Me, I am still in refusal mode, unwilling to make peace with the view in the mirror. Plus, an inherent hate of the internet, and some of the mean people in it, and I am still I suppose sensitive about being too totally me on the internet.
My avatar is Tsukino Usagi, otherwise known as Sailor Moon, and she is surprisingly appropriate I suppose in a variety of ways I likely shouldn't like

We are both possessing of a great deal of heart and generosity, and we are both bloody crybabies. And I do kinda like ice cream as well I guess. We both sucked in school. And I am always wanting to change the world. She spent her time trying to save it. I don't think I am as much of a klutz as she is though.

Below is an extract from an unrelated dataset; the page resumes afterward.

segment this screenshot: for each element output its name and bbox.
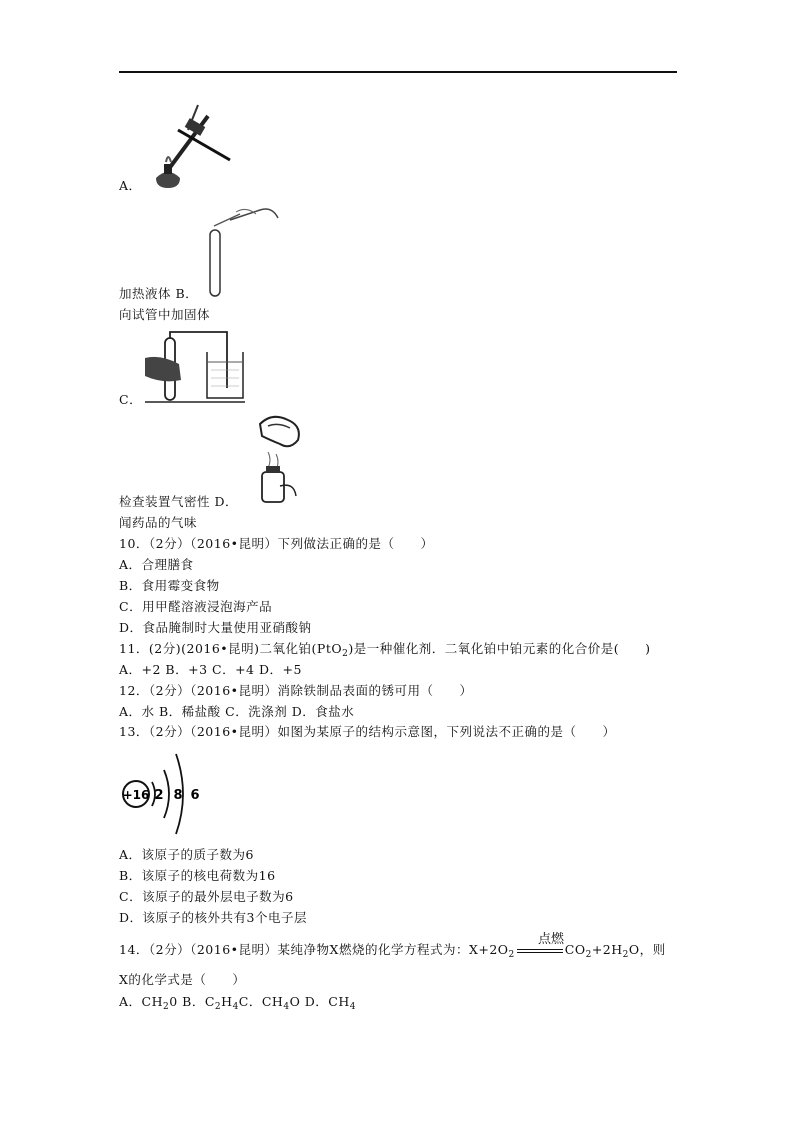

I like seeing my avatar when I post. I like seeing her bubbly personality. It's like a small ray of sunshine that appears regularly while I am on the forum. It's more for me than anyone else that I use it.
You would not know this, but I have some small models of the series in front of me on my desk. I have absolutely no trouble openly displaying that I am a moonie

If I could transform into the female form of my choice, I'd likely pick her. I have never been more envious of an imaginary person before.
When you look at the image, that is for the most part, how I see myself. Including the winter outfit and the skiis. I wish we still got decent amounts of snow in my region. Global warming is depressing for a Canadian.